Он сидел успокоенный, решившийся, все переживший в себе и готовый к новому действию.

— А я как же, Гришенька? — спросила она робко.

— А ты ждать меня будешь… как все жинки ждут. А не идти мне, Галя, нельзя… если не пойти — это значит, немцы меня сломали. А они меня не сломали… они меня не могут сломать. — Он привлек ее к себе и поцеловал в щеку и в лоб. — Не журись, Галю. К осени урожай соберете, а там, может, и войне конец… там, может, и я вернусь — совсем.

Но, прощаясь с ним, припав к его груди, слушая чутким женским слухом, как поет и переливается у него внутри, она знала, что уходит он снова надолго…

— Ох, Гришенька, — только сказала она, — любый, ридненький ты мой… да невже ж не знаю я, что тильки одна земля остудит вашу, Чуйко, кровь… тильки одна земля!

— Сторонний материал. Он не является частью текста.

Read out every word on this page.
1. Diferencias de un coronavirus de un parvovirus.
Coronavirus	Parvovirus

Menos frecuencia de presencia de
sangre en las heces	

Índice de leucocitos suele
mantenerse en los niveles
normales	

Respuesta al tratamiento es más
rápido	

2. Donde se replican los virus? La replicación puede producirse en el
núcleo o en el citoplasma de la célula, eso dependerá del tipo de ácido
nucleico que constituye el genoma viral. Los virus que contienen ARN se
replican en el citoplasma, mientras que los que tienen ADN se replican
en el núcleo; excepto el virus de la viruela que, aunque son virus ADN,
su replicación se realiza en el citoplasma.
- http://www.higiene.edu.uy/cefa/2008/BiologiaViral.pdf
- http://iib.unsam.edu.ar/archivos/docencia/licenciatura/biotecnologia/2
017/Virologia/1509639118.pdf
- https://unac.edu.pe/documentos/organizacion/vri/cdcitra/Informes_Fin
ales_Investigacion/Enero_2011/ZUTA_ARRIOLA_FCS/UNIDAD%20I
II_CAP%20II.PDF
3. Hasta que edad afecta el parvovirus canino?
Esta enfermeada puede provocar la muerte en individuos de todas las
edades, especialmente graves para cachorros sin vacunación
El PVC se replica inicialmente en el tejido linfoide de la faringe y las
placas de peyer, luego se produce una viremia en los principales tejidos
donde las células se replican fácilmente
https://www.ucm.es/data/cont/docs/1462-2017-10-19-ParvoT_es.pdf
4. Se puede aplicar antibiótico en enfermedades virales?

Она подняла омытое слезами лицо и трижды истово поцеловала его в лоб, в глаза, в губы…

XVII

Казачий полк, в котором находился Икряников, перешел Днестр возле Ямполя. Весь путь казаки ехали в белой пыли, непроглядно застилавшей дорогу. Высокое солнце припекало уже по-южному. Со всех концов, куда хватал только глаз, двигались сюда, к Днестру, тысячи автомашин, скучиваясь у переправ и освобожденно устремляясь вперед на другом берегу. Целые танковые дивизии, выгруженные в Вапнярке, шли сюда своим ходом, почти невидимые в облаках пыли. Огромные новые силы пришли здесь, на юге, в движение. Разбитые под Корсунем, Уманью, под Кировоградом и Мелитополем, бросив в южных степях почти все боевое свое снаряжение, немцы уносились в этом водовороте русского наступления, как щепы и обломки размытой плотины. Только недавно потеряв в окружении под Лелековкой, под Корсунем свыше сотни тысяч солдат, они не доверяли сейчас ни пространствам южных степей, ни жаркой весне в этом полуденном крае. Им была так же страшна теперь пыль, как месяц назад страшна была грязь, как два месяца назад страшна была зимняя распутица, как зимой были страшны метели. Они боялись хуторов, и степных балок, и безоблачного неба, назначив сначала непроходимый рубеж обороны на Буге, потом на Днестре, потом на Пруте… но уже и по ту сторону Прута была Красная Армия.